Concerns are raised on the risk of fire and the robustness of the structures that accommodate electric vehicles as news of battery electric vehicles (BEVs) catching on fire surfaces.
The electric vehicle fire that occurred on Harbour bridge on March 30th evening resulted in significant traffic disruptions and gained nationwide attention. Such incidents could become more common following the recommendation by the New Zealand Climate Change Commission to phase out fossil-fuel-powered car imports by 2035.
Meanwhile, the growing number of EVs, especially battery electric vehicles (BEVs), in service introduces a new concern about the risk of fire and the robustness of the structures that accommodate these vehicles. This article discusses the concerns from three perspectives, fire severity, fire spread and fire frequency, that are important for consultants designing these structures for fire.
Fire severity:
Willstrand et al. [1] summarized experimental tests performed on modern internal combustion engine vehicles (ICEVs) and EVs and compared the BEVs with the ICEVs in terms of peak heat release rate (5.7 ± 1 MW vs 6.2 ± 2.5 MW) and total heat release (6.1 ± 1.5 GJ vs 5.9 ± 2.5 GJ). The comparison indicated that the heat release and hazard of an EV fire are comparable to that of a fossil-fuelled vehicle fire. However, the experimental tests referenced in this study were conducted around 10 years ago, when the maximum battery capacity was much less, around 20 kW, compared with a more common current battery capacity of 80 kW.
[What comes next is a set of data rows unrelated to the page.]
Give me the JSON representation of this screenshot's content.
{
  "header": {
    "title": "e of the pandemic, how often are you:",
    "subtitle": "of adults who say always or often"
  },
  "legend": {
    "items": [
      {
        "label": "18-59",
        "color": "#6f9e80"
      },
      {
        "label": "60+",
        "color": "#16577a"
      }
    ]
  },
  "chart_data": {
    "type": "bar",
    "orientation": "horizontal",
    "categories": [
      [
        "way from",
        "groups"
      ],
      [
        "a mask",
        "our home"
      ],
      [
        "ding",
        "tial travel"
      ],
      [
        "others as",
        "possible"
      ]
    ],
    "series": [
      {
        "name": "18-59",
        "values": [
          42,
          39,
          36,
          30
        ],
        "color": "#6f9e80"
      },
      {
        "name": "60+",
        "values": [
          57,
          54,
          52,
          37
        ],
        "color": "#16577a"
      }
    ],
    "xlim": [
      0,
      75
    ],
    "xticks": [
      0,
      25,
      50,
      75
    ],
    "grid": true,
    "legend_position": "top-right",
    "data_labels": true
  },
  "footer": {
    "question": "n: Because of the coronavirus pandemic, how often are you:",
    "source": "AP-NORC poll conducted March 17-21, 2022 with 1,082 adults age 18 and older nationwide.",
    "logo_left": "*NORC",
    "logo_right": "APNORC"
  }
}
Based on the background above, full-scale fire experimental research [2] in Austria through two 2020 model SUVs revealed that the heat release rate of the BEV (80 kW battery capacity) is higher than that of an identical ICEV, as shown in Figure 1. However, the amount of additional heat released during a fire of EVs greatly depends on the degree of the battery’s involvement.
A comparison of the designed FRR curve with recorded EV HRR curve is also given in Figure 1. It can be seen that the BEV HRR peaked at 9–10 MW, slightly higher than the peak value of HRR-Design, but only for a very short time. It is important to note that when multiple cells of the battery were ignited externally, it caused the heat release rate (HRR) to increase very rapidly and possibly faster than what would happen in a real-world scenario. Moreover, the global energy released is 6.8 GJ for HRR-Design, and 4.5 GJ for HRR-EV Test-80 kW. This is clear from Figure 1 when comparing the area under the two curves. In terms of the temperature rise generated in structural steel members by the two fires, the design fire will generate higher temperatures than the EV test fire.
Fire spread:
According to the post-fire report on the parking fire at Stavanger airport [3], the primary cause of fire spread among vehicles was the fuel leakage from ICEVs. The EV fire did not make a measurable difference compared with ICEVs regarding to the fire spread, as stated in the report:
RBR stated that their impression from the fire was that electric vehicles had not impacted on the course of fire differently than what is to be expected in a fire involving conventional petrol or diesel cars.
Fire frequency:
Although the increasing popularity of EVs has been in operation for a period, they still constitute a small proportion of vehicle fleets in several countries. For example, there are 66k registered EVs compared with 4400k of all licensed vehicles in Aotearoa by the end of 2022. Thus, accident and incident reporting systems do not recognize EVs as a distinct vehicle category for separate data collection. Without reliable statistical data, it is impossible to provide engineers with any probe regarding the frequency of EV fires.
Conclusions:
Based on the analysis above, the authors herein consider that there is not an urgent demand to update current structural fire design method to accommodate the emerging BEVs fire nowadays. The design methodology detailed in SCNZ 113: 2019 is still reliable for engineers to conduct the structural fire design of car park structures. Given the rapid technological advancements in this field, it is advisable to remain vigilant regarding relevant information that may potentially challenge current conclusions.
Reference:
[1] Willstrand, O., Bisschop, R., Blomqvist, P., Temple, A., & Anderson, J. (2020). Toxic gases from fire in electric vehicles.
[2] Sturm, P., Fößleitner, P., Fruhwirt, D., Galler, R., Wenighofer, R., Heindl, S. F., … & Heger, O. (2022). Fire tests with lithium-ion battery electric vehicles in road tunnels. Fire safety journal, 134, 103695.
[3] Storesund, K., Sesseng, C., Fjellgaard Mikalsen, R., Holmvaag, O. A., & Steen-Hansen, A. (2020). Evaluation of fire in Stavanger airport car park 7 January 2020.